The Salt Lake City Cemetery has the uncontested title of America’s largest municipal cemetery, covering 120 acres (not counting other adjoining cemeteries, green spaces, and parks). Situated on a south-facing hillside in The Avenues neighborhood 11/3 miles due east of the Utah State Capitol, Utah’s oldest enduring cemetery had its first burial just before the mid-nineteenth century, and today is a few thousand shy of reaching its full capacity of 130,000 graves.
To geologists, cemeteries are rock gardens that offer an exclusive opportunity to see rock with a “manufactured on” date. The exact age of tombstone rock surfaces can be known and used to evaluate rates of weathering (the in-place breakdown of rock), types of weathering, and the effects of weathering on specific kinds of rock in particular environments. As such, a cemetery is a superb laboratory for weathering studies. By the mid-twentieth century most tombstones were carved from granite or other weather-resistant rock such as gneiss, coinciding with improved stone-cutting and polishing tools and low-cost transport. Prior to granite, fieldstones, slate (although absent in Salt Lake’s cemetery), sandstone, and marble were often used and usually quarried nearby—today stone is imported from quarries all over the world. In 1900, more than three-quarters of Utah’s dimension stone industry value was from a dozen or so sandstone quarries that shipped as far as the Pacific Coast.
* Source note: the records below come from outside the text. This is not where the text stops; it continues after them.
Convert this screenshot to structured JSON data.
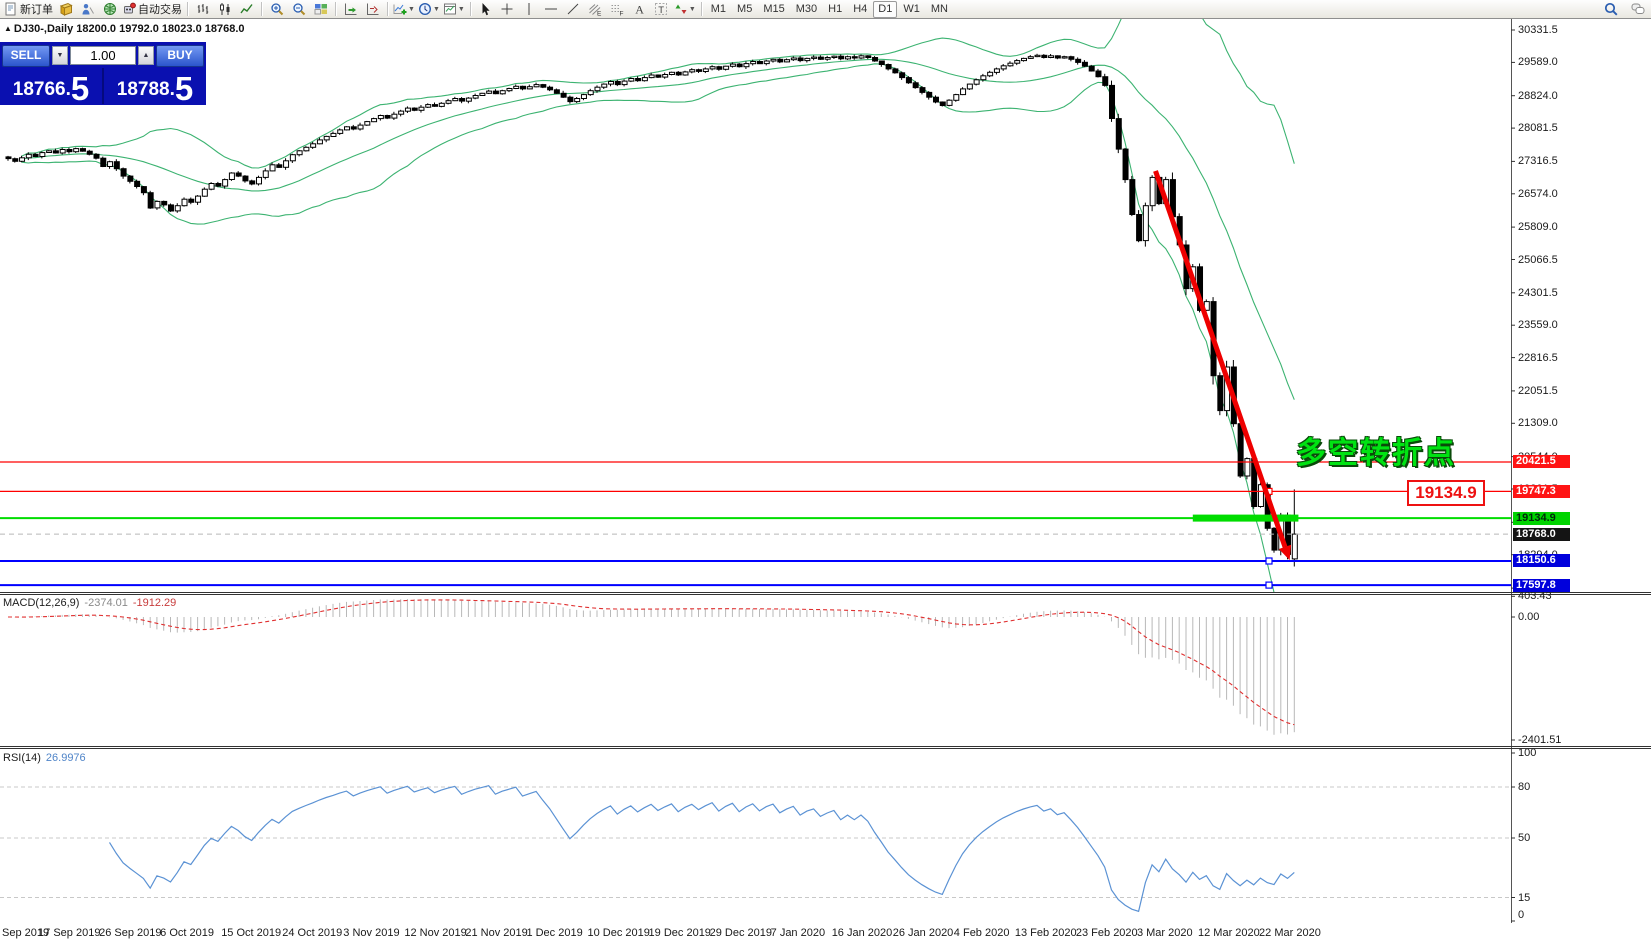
{
  "toolbar": {
    "left_items": [
      {
        "name": "new-order-button",
        "icon": "doc",
        "label": "新订单"
      },
      {
        "name": "market-watch-icon",
        "icon": "book"
      },
      {
        "name": "data-window-icon",
        "icon": "person"
      },
      {
        "name": "news-icon",
        "icon": "globe"
      },
      {
        "name": "auto-trading-button",
        "icon": "robot",
        "label": "自动交易"
      },
      {
        "sep": true
      },
      {
        "name": "bar-chart-type-button",
        "icon": "bars"
      },
      {
        "name": "candlestick-chart-type-button",
        "icon": "candles"
      },
      {
        "name": "line-chart-type-button",
        "icon": "linechart"
      },
      {
        "sep": true
      },
      {
        "name": "zoom-in-button",
        "icon": "zoomin"
      },
      {
        "name": "zoom-out-button",
        "icon": "zoomout"
      },
      {
        "name": "tile-windows-button",
        "icon": "tiles"
      },
      {
        "sep": true
      },
      {
        "name": "auto-scroll-button",
        "icon": "autoscroll"
      },
      {
        "name": "chart-shift-button",
        "icon": "shift"
      },
      {
        "sep": true
      },
      {
        "name": "indicators-button",
        "icon": "indicator",
        "dropdown": true
      },
      {
        "name": "periods-button",
        "icon": "clock",
        "dropdown": true
      },
      {
        "name": "templates-button",
        "icon": "template",
        "dropdown": true
      },
      {
        "sep": true
      },
      {
        "name": "cursor-button",
        "icon": "cursor"
      },
      {
        "name": "crosshair-button",
        "icon": "crosshair"
      },
      {
        "name": "vertical-line-button",
        "icon": "vline"
      },
      {
        "name": "horizontal-line-button",
        "icon": "hline"
      },
      {
        "name": "trendline-button",
        "icon": "tline"
      },
      {
        "name": "equidistant-channel-button",
        "icon": "fiboE"
      },
      {
        "name": "fibonacci-button",
        "icon": "gridF"
      },
      {
        "name": "text-button",
        "icon": "textA"
      },
      {
        "name": "text-label-button",
        "icon": "textT"
      },
      {
        "name": "arrows-button",
        "icon": "arrows",
        "dropdown": true
      },
      {
        "sep": true
      }
    ],
    "timeframes": [
      "M1",
      "M5",
      "M15",
      "M30",
      "H1",
      "H4",
      "D1",
      "W1",
      "MN"
    ],
    "active_timeframe": "D1",
    "right_items": [
      {
        "name": "search-button",
        "icon": "search"
      },
      {
        "name": "chat-button",
        "icon": "chat"
      }
    ]
  },
  "symbol_info": {
    "marker": "▲",
    "text": "DJ30-,Daily  18200.0 19792.0 18023.0 18768.0"
  },
  "trade_panel": {
    "sell_label": "SELL",
    "buy_label": "BUY",
    "volume": "1.00",
    "sell_price_main": "18766.",
    "sell_price_pips": "5",
    "buy_price_main": "18788.",
    "buy_price_pips": "5"
  },
  "annotations": {
    "turning_point": "多空转折点",
    "level_label": "19134.9"
  },
  "macd_panel": {
    "name": "MACD(12,26,9)",
    "value_main": "-2374.01",
    "value_signal": "-1912.29",
    "scale_labels": [
      "403.43",
      "0.00",
      "-2401.51"
    ],
    "scale_values": [
      403.43,
      0,
      -2401.51
    ]
  },
  "rsi_panel": {
    "name": "RSI(14)",
    "value": "26.9976",
    "scale_labels": [
      "100",
      "80",
      "50",
      "15",
      "0"
    ],
    "scale_values": [
      100,
      80,
      50,
      15,
      0
    ],
    "levels": [
      80,
      50,
      15
    ]
  },
  "price_axis": {
    "ticks": [
      30331.5,
      29589.0,
      28824.0,
      28081.5,
      27316.5,
      26574.0,
      25809.0,
      25066.5,
      24301.5,
      23559.0,
      22816.5,
      22051.5,
      21309.0,
      20544.0,
      19801.5,
      19036.5,
      18294.0,
      17529.0
    ],
    "badges": [
      {
        "label": "20421.5",
        "price": 20421.5,
        "bg": "#ff1414",
        "fg": "#ffffff"
      },
      {
        "label": "19747.3",
        "price": 19747.3,
        "bg": "#ff1414",
        "fg": "#ffffff"
      },
      {
        "label": "19134.9",
        "price": 19134.9,
        "bg": "#00d400",
        "fg": "#00280a"
      },
      {
        "label": "18768.0",
        "price": 18768.0,
        "bg": "#141414",
        "fg": "#ffffff"
      },
      {
        "label": "18150.6",
        "price": 18150.6,
        "bg": "#0000dc",
        "fg": "#ffffff"
      },
      {
        "label": "17597.8",
        "price": 17597.8,
        "bg": "#0000dc",
        "fg": "#ffffff"
      }
    ]
  },
  "date_axis": [
    "Sep 2019",
    "17 Sep 2019",
    "26 Sep 2019",
    "6 Oct 2019",
    "15 Oct 2019",
    "24 Oct 2019",
    "3 Nov 2019",
    "12 Nov 2019",
    "21 Nov 2019",
    "1 Dec 2019",
    "10 Dec 2019",
    "19 Dec 2019",
    "29 Dec 2019",
    "7 Jan 2020",
    "16 Jan 2020",
    "26 Jan 2020",
    "4 Feb 2020",
    "13 Feb 2020",
    "23 Feb 2020",
    "3 Mar 2020",
    "12 Mar 2020",
    "22 Mar 2020"
  ],
  "chart_data": {
    "type": "candlestick",
    "symbol": "DJ30-",
    "timeframe": "Daily",
    "closes": [
      27380,
      27320,
      27400,
      27480,
      27430,
      27520,
      27560,
      27510,
      27590,
      27540,
      27610,
      27550,
      27480,
      27390,
      27200,
      27310,
      27150,
      26980,
      26860,
      26740,
      26600,
      26250,
      26400,
      26320,
      26180,
      26300,
      26450,
      26380,
      26520,
      26680,
      26810,
      26750,
      26900,
      27050,
      26980,
      26870,
      26800,
      26950,
      27100,
      27240,
      27180,
      27330,
      27470,
      27560,
      27640,
      27720,
      27810,
      27890,
      27960,
      28040,
      28110,
      28060,
      28150,
      28230,
      28300,
      28370,
      28310,
      28400,
      28470,
      28540,
      28490,
      28560,
      28620,
      28580,
      28650,
      28710,
      28760,
      28700,
      28770,
      28830,
      28880,
      28930,
      28870,
      28940,
      28990,
      29040,
      28980,
      29030,
      29080,
      29020,
      28960,
      28880,
      28790,
      28690,
      28760,
      28850,
      28940,
      29020,
      29090,
      29150,
      29080,
      29160,
      29220,
      29170,
      29240,
      29300,
      29250,
      29310,
      29360,
      29300,
      29370,
      29420,
      29380,
      29440,
      29490,
      29430,
      29500,
      29550,
      29490,
      29560,
      29610,
      29560,
      29620,
      29660,
      29600,
      29650,
      29690,
      29630,
      29680,
      29710,
      29660,
      29700,
      29730,
      29670,
      29720,
      29690,
      29740,
      29700,
      29620,
      29540,
      29440,
      29350,
      29240,
      29120,
      29010,
      28900,
      28790,
      28680,
      28600,
      28720,
      28850,
      28980,
      29090,
      29190,
      29280,
      29360,
      29440,
      29510,
      29570,
      29630,
      29680,
      29720,
      29750,
      29700,
      29740,
      29690,
      29720,
      29660,
      29590,
      29500,
      29390,
      29260,
      29060,
      28300,
      27600,
      26900,
      26100,
      25500,
      26300,
      26950,
      26350,
      26900,
      26050,
      25400,
      24400,
      24900,
      23900,
      24100,
      22400,
      21600,
      22600,
      21300,
      20100,
      20500,
      19400,
      19900,
      18900,
      18400,
      19200,
      18300,
      18768
    ],
    "last_candle_ohlc": [
      18200.0,
      19792.0,
      18023.0,
      18768.0
    ],
    "bollinger_period": 20,
    "horizontal_lines": [
      {
        "price": 20421.5,
        "color": "#ff0000",
        "width": 1.2
      },
      {
        "price": 19747.3,
        "color": "#ff0000",
        "width": 1.2,
        "handle": true
      },
      {
        "price": 19134.9,
        "color": "#00dd00",
        "width": 2
      },
      {
        "price": 18768.0,
        "color": "#b8b8b8",
        "width": 1,
        "dashed": true
      },
      {
        "price": 18150.6,
        "color": "#0000ff",
        "width": 2,
        "handle": true
      },
      {
        "price": 17597.8,
        "color": "#0000ff",
        "width": 2,
        "handle": true
      }
    ],
    "support_bar": {
      "price": 19134.9,
      "i1": 175,
      "i2": 190.6,
      "color": "#00dd00",
      "thickness": 7
    },
    "trend_arrow": {
      "i1": 169.5,
      "price1": 27100,
      "i2": 189.3,
      "price2": 18170,
      "color": "#ee0000",
      "width": 5
    },
    "macd": {
      "fast": 12,
      "slow": 26,
      "signal_period": 9
    },
    "rsi": {
      "period": 14
    }
  }
}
Sandstone was a popular selection for early headstones in Salt Lake because in addition to being uniform, relatively soft, and easy to extract and carve, sandstone was local and inexpensive.
Rock weathering processes fall into three categories: biological, physical, and chemical. These processes can work alongside each other to enhance weathering, and particular rock types are more susceptible to particular processes. Organisms cause biological weathering—for example, lichens and mosses etching rock through organic acids or plant roots exploiting and enlarging cracks in rock. Physical weathering, such as freeze-thaw or salt crystal growth, pries rock apart. Chemical weathering preferentially attacks certain minerals through processes such as oxidation, carbonation, and hydrolysis—for example, disintegration of feldspar minerals in granite that leaves behind the more chemically resistant quartz crystals. Calcite in marble or limestone is highly susceptible to dissolution via acidic water—natural rainwater has an average pH of about 5.6 (moderately acidic) from carbonic acid, and rain in cities tends to be more acidic through the addition of sulfur dioxide and nitrogen oxide from combustion of fossil fuels.
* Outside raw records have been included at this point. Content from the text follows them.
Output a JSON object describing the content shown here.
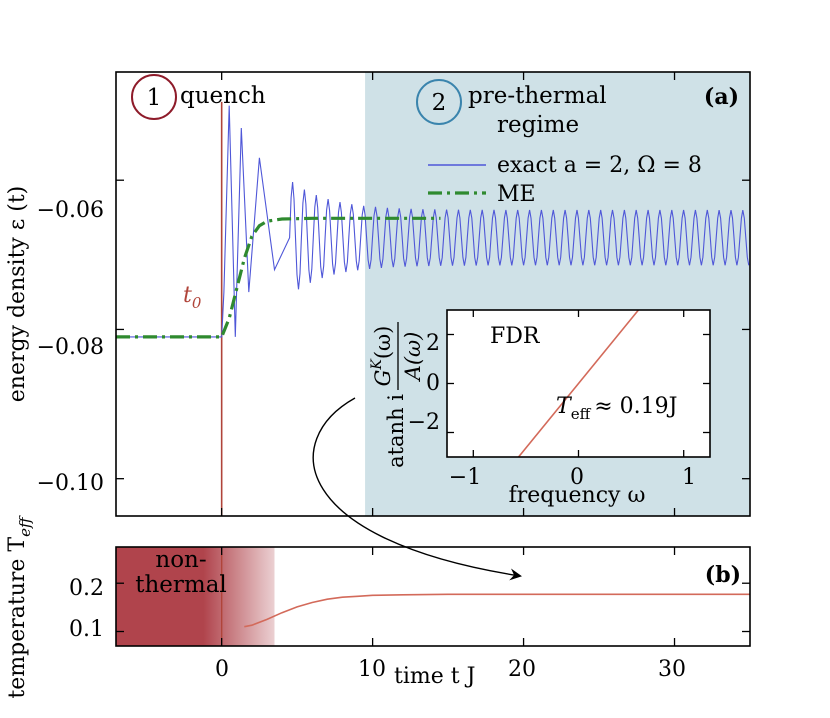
{
  "colors": {
    "exact": "#4f57d8",
    "me": "#2f8a2f",
    "t0_line": "#b0443a",
    "prethermal_band": "#cfe1e7",
    "quench_circle": "#8e1b2a",
    "prethermal_circle": "#3a84ad",
    "fdr_line": "#d36a5a",
    "temperature_line": "#d36a5a",
    "nonthermal_fill": "#b0444c"
  },
  "panel_a": {
    "tag": "(a)",
    "ylabel": "energy density ε (t)",
    "t0_label": "t",
    "t0_sub": "0",
    "stage1": {
      "number": "1",
      "label": "quench"
    },
    "stage2": {
      "number": "2",
      "label_line1": "pre-thermal",
      "label_line2": "regime"
    },
    "legend": {
      "exact": "exact a = 2, Ω = 8",
      "me": "ME"
    },
    "yticks": [
      "−0.06",
      "−0.08",
      "−0.10"
    ]
  },
  "inset": {
    "title": "FDR",
    "annotation": "T",
    "annotation_sub": "eff",
    "annotation_value": "≈ 0.19J",
    "xlabel": "frequency ω",
    "ylabel_prefix": "atanh i",
    "ylabel_num": "G",
    "ylabel_num_sup": "K",
    "ylabel_num_tail": "(ω)",
    "ylabel_den": "A(ω)",
    "xticks": [
      "−1",
      "0",
      "1"
    ],
    "yticks": [
      "2",
      "0",
      "−2"
    ]
  },
  "panel_b": {
    "tag": "(b)",
    "ylabel": "temperature T",
    "ylabel_sub": "eff",
    "nonthermal_line1": "non-",
    "nonthermal_line2": "thermal",
    "yticks": [
      "0.2",
      "0.1"
    ],
    "xticks": [
      "0",
      "10",
      "20",
      "30"
    ],
    "xlabel": "time t J"
  },
  "chart_data": [
    {
      "type": "line",
      "panel": "a",
      "xlim": [
        -7,
        35
      ],
      "ylim": [
        -0.105,
        -0.0455
      ],
      "series": [
        {
          "name": "exact a = 2, Ω = 8",
          "style": "solid",
          "x": [
            -7,
            0,
            0.15,
            0.5,
            0.9,
            1.3,
            1.8,
            2.5,
            3.5,
            5,
            7,
            9,
            12,
            15,
            20,
            25,
            30,
            35
          ],
          "y": [
            -0.081,
            -0.081,
            -0.075,
            -0.05,
            -0.081,
            -0.053,
            -0.075,
            -0.057,
            -0.072,
            -0.059,
            -0.069,
            -0.062,
            -0.07,
            -0.064,
            -0.071,
            -0.064,
            -0.071,
            -0.064
          ],
          "steady_band": [
            -0.0714,
            -0.064
          ],
          "oscillation_period": 0.785
        },
        {
          "name": "ME",
          "style": "dash-dot",
          "x": [
            -7,
            0,
            0.5,
            1,
            1.5,
            2,
            2.5,
            3,
            4,
            6,
            10,
            14.5
          ],
          "y": [
            -0.081,
            -0.081,
            -0.0785,
            -0.0745,
            -0.0705,
            -0.0675,
            -0.0661,
            -0.0655,
            -0.0652,
            -0.0651,
            -0.0651,
            -0.0651
          ]
        }
      ],
      "vertical_line": {
        "x": 0,
        "y_range": [
          -0.105,
          -0.0495
        ],
        "label": "t0"
      },
      "shaded_region": {
        "x_from": 9.5,
        "x_to": 35,
        "label": "pre-thermal regime"
      }
    },
    {
      "type": "line",
      "panel": "inset",
      "xlabel": "frequency ω",
      "xlim": [
        -1.25,
        1.25
      ],
      "ylim": [
        -3.0,
        3.0
      ],
      "series": [
        {
          "x": [
            -1.25,
            1.25
          ],
          "y": [
            -6.58,
            6.58
          ]
        }
      ],
      "slope": 5.26
    },
    {
      "type": "line",
      "panel": "b",
      "xlabel": "time t J",
      "xlim": [
        -7,
        35
      ],
      "ylim": [
        0.07,
        0.275
      ],
      "series": [
        {
          "x": [
            1.5,
            2,
            3,
            4,
            5,
            6,
            7,
            8,
            9,
            10,
            12,
            15,
            20,
            35
          ],
          "y": [
            0.11,
            0.113,
            0.125,
            0.139,
            0.151,
            0.16,
            0.167,
            0.171,
            0.173,
            0.175,
            0.176,
            0.177,
            0.177,
            0.177
          ]
        }
      ],
      "shaded_region": {
        "x_from": -7,
        "x_to": 3.5,
        "label": "non-thermal"
      },
      "xticks": [
        0,
        10,
        20,
        30
      ]
    }
  ]
}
The Salt Lake City Cemetery shares in the history of one of the most notable natural disasters to strike the city. On Sunday, August 19, 1945, an extreme wind-rain-hail storm ripped through Salt Lake City at 10:30 p.m. Fifteen minutes later, there was a half-million dollars in property damage at the cemetery, Avenues neighborhood, and city airport. A 3-foot wall of water originating in Valleyview Canyon flowed across the western side of the cemetery to N Street, then jumped over to M Street. The flood tore through the cemetery, scouring flowerbeds, tearing up trees, dislodging tombstones, and carving deep gullies across plots. A second flood coming out of Perrys Hollow washed out roads and monuments in the middle of the cemetery, then broke through the boundary fence between O and P Streets, joining the flood out of Valleyview Canyon at M Street and 1st Avenue.
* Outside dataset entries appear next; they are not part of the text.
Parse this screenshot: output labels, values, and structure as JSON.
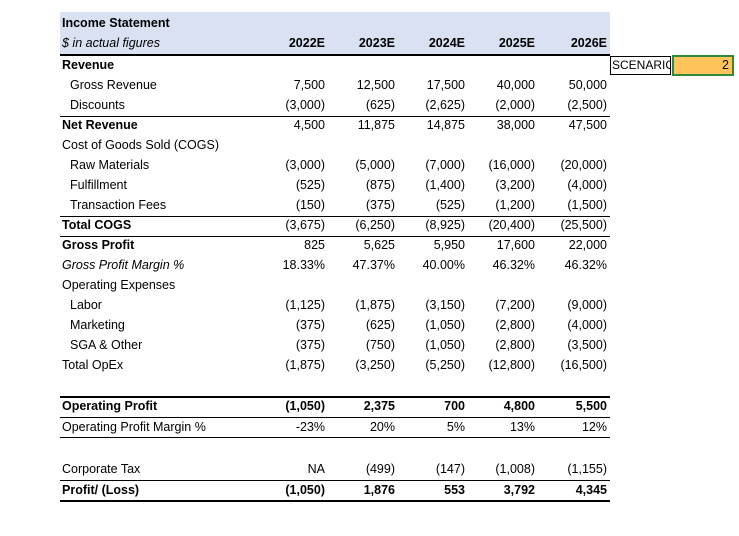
{
  "title": "Income Statement",
  "subtitle": "$ in actual figures",
  "years": [
    "2022E",
    "2023E",
    "2024E",
    "2025E",
    "2026E"
  ],
  "scenario": {
    "label": "SCENARIO",
    "value": "2"
  },
  "rows": [
    {
      "label": "Revenue",
      "values": [
        "",
        "",
        "",
        "",
        ""
      ]
    },
    {
      "label": "Gross Revenue",
      "values": [
        "7,500",
        "12,500",
        "17,500",
        "40,000",
        "50,000"
      ]
    },
    {
      "label": "Discounts",
      "values": [
        "(3,000)",
        "(625)",
        "(2,625)",
        "(2,000)",
        "(2,500)"
      ]
    },
    {
      "label": "Net Revenue",
      "values": [
        "4,500",
        "11,875",
        "14,875",
        "38,000",
        "47,500"
      ]
    },
    {
      "label": "Cost of Goods Sold (COGS)",
      "values": [
        "",
        "",
        "",
        "",
        ""
      ]
    },
    {
      "label": "Raw Materials",
      "values": [
        "(3,000)",
        "(5,000)",
        "(7,000)",
        "(16,000)",
        "(20,000)"
      ]
    },
    {
      "label": "Fulfillment",
      "values": [
        "(525)",
        "(875)",
        "(1,400)",
        "(3,200)",
        "(4,000)"
      ]
    },
    {
      "label": "Transaction Fees",
      "values": [
        "(150)",
        "(375)",
        "(525)",
        "(1,200)",
        "(1,500)"
      ]
    },
    {
      "label": "Total COGS",
      "values": [
        "(3,675)",
        "(6,250)",
        "(8,925)",
        "(20,400)",
        "(25,500)"
      ]
    },
    {
      "label": "Gross Profit",
      "values": [
        "825",
        "5,625",
        "5,950",
        "17,600",
        "22,000"
      ]
    },
    {
      "label": "Gross Profit Margin %",
      "values": [
        "18.33%",
        "47.37%",
        "40.00%",
        "46.32%",
        "46.32%"
      ]
    },
    {
      "label": "Operating Expenses",
      "values": [
        "",
        "",
        "",
        "",
        ""
      ]
    },
    {
      "label": "Labor",
      "values": [
        "(1,125)",
        "(1,875)",
        "(3,150)",
        "(7,200)",
        "(9,000)"
      ]
    },
    {
      "label": "Marketing",
      "values": [
        "(375)",
        "(625)",
        "(1,050)",
        "(2,800)",
        "(4,000)"
      ]
    },
    {
      "label": "SGA & Other",
      "values": [
        "(375)",
        "(750)",
        "(1,050)",
        "(2,800)",
        "(3,500)"
      ]
    },
    {
      "label": "Total OpEx",
      "values": [
        "(1,875)",
        "(3,250)",
        "(5,250)",
        "(12,800)",
        "(16,500)"
      ]
    },
    {
      "label": "Operating Profit",
      "values": [
        "(1,050)",
        "2,375",
        "700",
        "4,800",
        "5,500"
      ]
    },
    {
      "label": "Operating Profit Margin %",
      "values": [
        "-23%",
        "20%",
        "5%",
        "13%",
        "12%"
      ]
    },
    {
      "label": "Corporate Tax",
      "values": [
        "NA",
        "(499)",
        "(147)",
        "(1,008)",
        "(1,155)"
      ]
    },
    {
      "label": "Profit/ (Loss)",
      "values": [
        "(1,050)",
        "1,876",
        "553",
        "3,792",
        "4,345"
      ]
    }
  ]
}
More than 120 homes in The Avenues were affected in the 1945 cemetery flood: basements flooded, yards were ripped out, and chunks of pavement, muck, and boulders “as big as bushel baskets,” 300 to 400 pounds in weight, were deposited along South Temple in 5-foot drifts. Remarkably, there was no loss of life. The U.S. Forest Service cited the fire in the watershed the summer before as a major factor in the flood; the 15-minute deluge quickly ran off the unvegetated slopes. Since then, lower Valleyview Canyon has been urbanized and a flood-control retention basin was constructed in 1975 at 11th Avenue Park, and a dam and catchment with drain were constructed in Perrys Hollow at Chandler Drive.